2.- “Abdul Bashur, soñador de navíos, amigo y cómplice del Gaviero”, fue quien pudo rescatar a Maqroll “en los momentos críticos de la disparatada vida de este personaje a quien Álvaro de Mutis, “el cervantes de América Latina”, dio vida para beneplácito de millones de lectores. Usted, muy parecido al hombre del libro, porque tuvo en su tiempo la oportunidad de ver más lejos el horizonte, ¿acaso opina igual en cuanto “a saber que nadie escucha a nadie, que nadie sabe nada de nadie. Que la palabra, ya, en sí, es un engaño, una trampa que cubre, disfraza y sepulta el precario edificio de nuestros sueños y verdades todos señalados por el signo de lo incomunicable’?”
3.- En agosto de 1987, Mario Vargas Llosa escribe su artículo “Hacia el Perú Totalitario” que, sin pretenderlo, y en apenas dos años, lo conduce de simple observador a candidato presidencial. Aunque pierde, ganó mucho. Usted lo ha sido en dos oportunidades por el PCV y ha perdido. A cambio, ¿qué ha ganado?
4.- Héctor Mujica, en su campaña electoral también afirmó que “en Venezuela bastarían dos candidatos: uno a favor del sistema imperante, y otro que esté dispuesto a contribuir con su acción al cambio social y a la ruptura del sistema. Eso, ya lo sabemos, es imposible”. Veintidós años después, y Chávez abiertamente lanzado hacia el autoritarismo, ¿esa afirmación suya sigue siendo válida?
5.- ¿Qué le recomienda a Chávez para enderezar sus entuertos y, así, disponerse a enderezar el país?
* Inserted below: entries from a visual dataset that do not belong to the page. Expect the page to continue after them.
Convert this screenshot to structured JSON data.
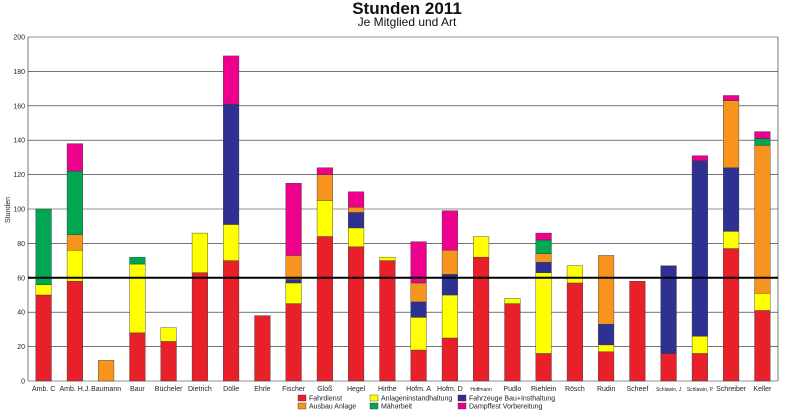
{
  "chart_data": {
    "type": "bar",
    "stacked": true,
    "title": "Stunden 2011",
    "subtitle": "Je Mitglied und Art",
    "ylabel": "Stunden",
    "xlabel": "",
    "ylim": [
      0,
      200
    ],
    "yticks": [
      0,
      20,
      40,
      60,
      80,
      100,
      120,
      140,
      160,
      180,
      200
    ],
    "grid": true,
    "reference_line": 60,
    "legend_position": "bottom",
    "categories": [
      "Amb. C",
      "Amb. H.J.",
      "Baumann",
      "Baur",
      "Bücheler",
      "Dietrich",
      "Dölle",
      "Ehrle",
      "Fischer",
      "Gloß",
      "Hegel",
      "Hirthe",
      "Hofm. A",
      "Hofm. D",
      "Hoffmann",
      "Pudlo",
      "Riehlein",
      "Rösch",
      "Rudin",
      "Scheef",
      "Schlawin, J",
      "Schlawin, P",
      "Schreiber",
      "Keller"
    ],
    "series": [
      {
        "name": "Fahrdienst",
        "color": "#e8202a",
        "values": [
          50,
          58,
          0,
          28,
          23,
          63,
          70,
          38,
          45,
          84,
          78,
          70,
          18,
          25,
          72,
          45,
          16,
          57,
          17,
          58,
          16,
          16,
          77,
          41
        ]
      },
      {
        "name": "Anlageninstandhaltung",
        "color": "#ffff00",
        "values": [
          6,
          18,
          0,
          40,
          8,
          23,
          21,
          0,
          12,
          21,
          11,
          2,
          19,
          25,
          12,
          3,
          47,
          10,
          4,
          0,
          0,
          10,
          10,
          10
        ]
      },
      {
        "name": "Fahrzeuge Bau+Insthaltung",
        "color": "#2e3192",
        "values": [
          0,
          0,
          0,
          0,
          0,
          0,
          70,
          0,
          2,
          0,
          9,
          0,
          9,
          12,
          0,
          0,
          6,
          0,
          12,
          0,
          51,
          102,
          37,
          0
        ]
      },
      {
        "name": "Ausbau Anlage",
        "color": "#f7941d",
        "values": [
          0,
          9,
          12,
          0,
          0,
          0,
          0,
          0,
          14,
          15,
          3,
          0,
          11,
          14,
          0,
          0,
          5,
          0,
          40,
          0,
          0,
          0,
          39,
          86
        ]
      },
      {
        "name": "Mähərbeit",
        "color": "#00a651",
        "values": [
          44,
          37,
          0,
          4,
          0,
          0,
          0,
          0,
          0,
          0,
          0,
          0,
          0,
          0,
          0,
          0,
          8,
          0,
          0,
          0,
          0,
          0,
          0,
          4
        ]
      },
      {
        "name": "Dampffest Vorbereitung",
        "color": "#ec008c",
        "values": [
          0,
          16,
          0,
          0,
          0,
          0,
          28,
          0,
          42,
          4,
          9,
          0,
          24,
          23,
          0,
          0,
          4,
          0,
          0,
          0,
          0,
          3,
          3,
          4
        ]
      }
    ]
  }
}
6.- Defina lo que para usted debe ser una democracia a la venezolana, que contraste y supere la oferta de la Revolución bolivariana?
7.- Chávez, quizás para que lo dejen en paz botar la casa por la ventana el próximo 4F, acaba de reconocerle algunos méritos al 23 de Enero del 58 y, claro, le resta importancia a la participación de la gente de AD que, bien se sabe, y a la del PCV, dieron la gran pelea, junto al pueblo y las Fuerzas Armadas contra la dictadura. Le pregunto: ¿Ese hecho histórico fue una revolución, fue un golpe de estado o una simple rebelión?
8.- Usted, que de verdad es un demócrata de probadas virtudes, un socialista del alma y un comunista de corazón, ¿en realidad cree que el chavismo llegará a sustituir la libertad que, hasta la fecha tienen los venezolanos de elegir si quieren o no a un adeco, copeyano, urredista, masista o justiciero, entre otros, o simplemente un independiente? Le pregunto esto porque al parecer Chávez los quiere sustituir por un solo partido, el rojo.
9. -Su gran amigo y camarada de sueños, el poeta Cruz Ramón Galíndez, que se va a morir como nosotros millonario de ideales y pobre de bolsillo, dijo alguna vez en el Parlamento, con voz sabia de maestro de escuela, con preocupación de periodista comprometido y acertada advertencia de político, que “resulta de imperiosa necesidad un sentido social nacionalista, no como el de Hitler, sino como el nuestro, una reforma educacional para redimensionar la enseñanza, mejorar las condiciones pedagógicas y darle carácter de proclama de Estadio”. Usted, ¿qué piensa?
10.- Héctor Mujica, el candidato, también acertó al advertir que “un abanderado presidencial en el umbral del siglo XXI, no puede saberlo todo, pues ya es imposible un Pico della Mirándola, sino más bien una persona capaz de aprender del prójimo, de los otros, capaz de escuchar a los demás, ganoso del fructífero diálogo…” Esa afirmación, tan terrible por lo cierta y dura, ¿cree usted que perfectamente le cuadra al presidente Chávez?